I first noticed this phenomena during my Senior year of college. I was having a great day, rushing through classes and looking forward to meeting my best friend for lunch. I stopped by the school library to print off a term paper and mindlessly clicked through Facebook. There on my newsfeed was an old classmate posing in a picture with a guy I had recently stopped dating. I could tell from the background that they were at a popular mall in my hometown and I was absolutely devastated. The picture was nothing in and of itself – just two people standing side-by-side smiling. It wasn’t clear why they were taking a picture, when the picture was taken or who took it. Unfortunately for me, the facts surrounding the photo were largely left up to my wild speculations. Obviously, I could have assumed they were old friends who bumped into each other at the mall and decided to take a picture. Instead, I decided they were on a date, probably one of many, and that he was in love with her and not thinking about me anymore. My mood went from 100 to 0 in about 45 seconds and whatever conversations I’d planned to have with my best friend at lunch that day were totally eclipsed by my need to talk about the picture and figure out what it meant.
Another (decidedly less emotional) instance happened only a few months ago. I had just run four miles straight – my longest distance ever. Breathless and excited, I shared my feat with my Twitter followers. As soon as I pressed send, I scrolled through my Timeline and came across another Tweeps status announcing: “Just ran 10 miles. Easy Saturday” and my entire countenance fell.
Those instances are only two of the (way too many) times I’ve allowed what I read on social media to make me feel bad about my own life. Enamored by other’s success and blessings, I either minimize or completely forget about my own.
Twitter and Facebook are great tools to keep up with friends, hear about the news, complain about poor customer service and talk to the occasional celebrity who tweets or Facebooks back, but it can also be detrimental to self-esteem and personal satisfaction. At least, this is true in my case. Some days, I find myself scrolling through my Timeline or looking at my Facebook newsfeed and playing the comparison game: I just got married, but she passed the bar; or she got a promotion at work, but I lost ten pounds; or I got an iPhone but he got an iPad, the list goes on and on. Of course, there are no winners in the comparison game. The only result is to be repulsively bitter or impossibly vain…or both at the same time. Still, it is a constant struggle to keep from playing this lose-lose game.

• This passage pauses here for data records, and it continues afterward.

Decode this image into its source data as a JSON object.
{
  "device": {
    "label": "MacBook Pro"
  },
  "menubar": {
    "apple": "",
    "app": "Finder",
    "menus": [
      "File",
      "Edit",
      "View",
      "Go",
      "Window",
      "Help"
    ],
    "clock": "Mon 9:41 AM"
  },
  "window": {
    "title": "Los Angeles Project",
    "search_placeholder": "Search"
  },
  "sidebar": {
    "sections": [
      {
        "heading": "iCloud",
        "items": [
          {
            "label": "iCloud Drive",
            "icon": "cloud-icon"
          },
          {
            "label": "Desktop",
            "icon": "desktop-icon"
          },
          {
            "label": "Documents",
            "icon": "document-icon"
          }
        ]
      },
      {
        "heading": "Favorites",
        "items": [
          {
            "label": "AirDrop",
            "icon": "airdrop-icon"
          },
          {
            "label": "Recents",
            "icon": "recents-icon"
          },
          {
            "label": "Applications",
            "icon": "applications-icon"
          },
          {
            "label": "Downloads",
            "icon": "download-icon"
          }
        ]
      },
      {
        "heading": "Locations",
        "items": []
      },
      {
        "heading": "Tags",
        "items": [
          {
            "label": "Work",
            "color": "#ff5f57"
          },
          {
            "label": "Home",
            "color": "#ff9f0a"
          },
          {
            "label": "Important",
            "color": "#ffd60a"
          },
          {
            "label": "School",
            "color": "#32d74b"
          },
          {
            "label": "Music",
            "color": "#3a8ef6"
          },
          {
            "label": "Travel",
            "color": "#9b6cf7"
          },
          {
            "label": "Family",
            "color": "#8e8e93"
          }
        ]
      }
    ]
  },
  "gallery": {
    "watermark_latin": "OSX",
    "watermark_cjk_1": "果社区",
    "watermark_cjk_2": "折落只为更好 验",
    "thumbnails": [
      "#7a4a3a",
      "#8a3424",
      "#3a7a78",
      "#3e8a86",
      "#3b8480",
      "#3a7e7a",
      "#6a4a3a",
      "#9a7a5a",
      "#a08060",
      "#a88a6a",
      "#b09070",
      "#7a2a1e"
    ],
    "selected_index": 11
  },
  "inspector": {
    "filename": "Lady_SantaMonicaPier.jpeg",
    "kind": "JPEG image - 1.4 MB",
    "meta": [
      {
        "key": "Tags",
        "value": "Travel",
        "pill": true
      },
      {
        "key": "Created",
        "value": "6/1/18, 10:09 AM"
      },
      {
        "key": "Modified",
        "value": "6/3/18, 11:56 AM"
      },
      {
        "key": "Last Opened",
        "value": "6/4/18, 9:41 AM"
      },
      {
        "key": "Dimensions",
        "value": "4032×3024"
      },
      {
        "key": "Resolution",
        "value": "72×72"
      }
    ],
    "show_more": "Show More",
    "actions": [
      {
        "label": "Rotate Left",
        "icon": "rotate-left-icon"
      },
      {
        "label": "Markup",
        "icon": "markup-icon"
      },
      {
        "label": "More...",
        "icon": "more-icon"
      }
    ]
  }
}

The thing is, Facebook and Twitter are basically platforms for everyone you care about (and don’t care about) to broadcast their lives. And, besides those people who don’t seem to have a single good thing to say about themselves, most people only announce the positive. The amount of grandstanding on these sites is incredible. Everyone does it though, including me. I get annoyed by all the “I just got my Master’s/JD/Doctorate!!!” shrill graduation posts, but have no problem tweeting about having #TheBestHusbandEver. I don’t Tweet or Facebook to promote envy in anyone else, but it can be hard for me not to let other’s posts promote envy in me…even when (especially when) I don’t know the Facebook friends or Twitter followers in real life.
I think the key to not letting social media get the best of me is to use it in moderation. When I do use it, I need to practice self-awareness and resist viewing everyone as some sort of competitor in the “Who’s Happier, More Accomplished, and More Likely to Succeed in Life” contest. Just as I know that I tend to post positive things and glaze over the negative, others tend to do the same thing and just because someone is having a great day doesn’t mean I’m having a horrible life. Further, I’ve found that if I am focusing on the things in my life that I want to improve and taking the necessary steps to improve them, then I will be less inclined (and have less time) to look around on social media to see what everyone else is doing.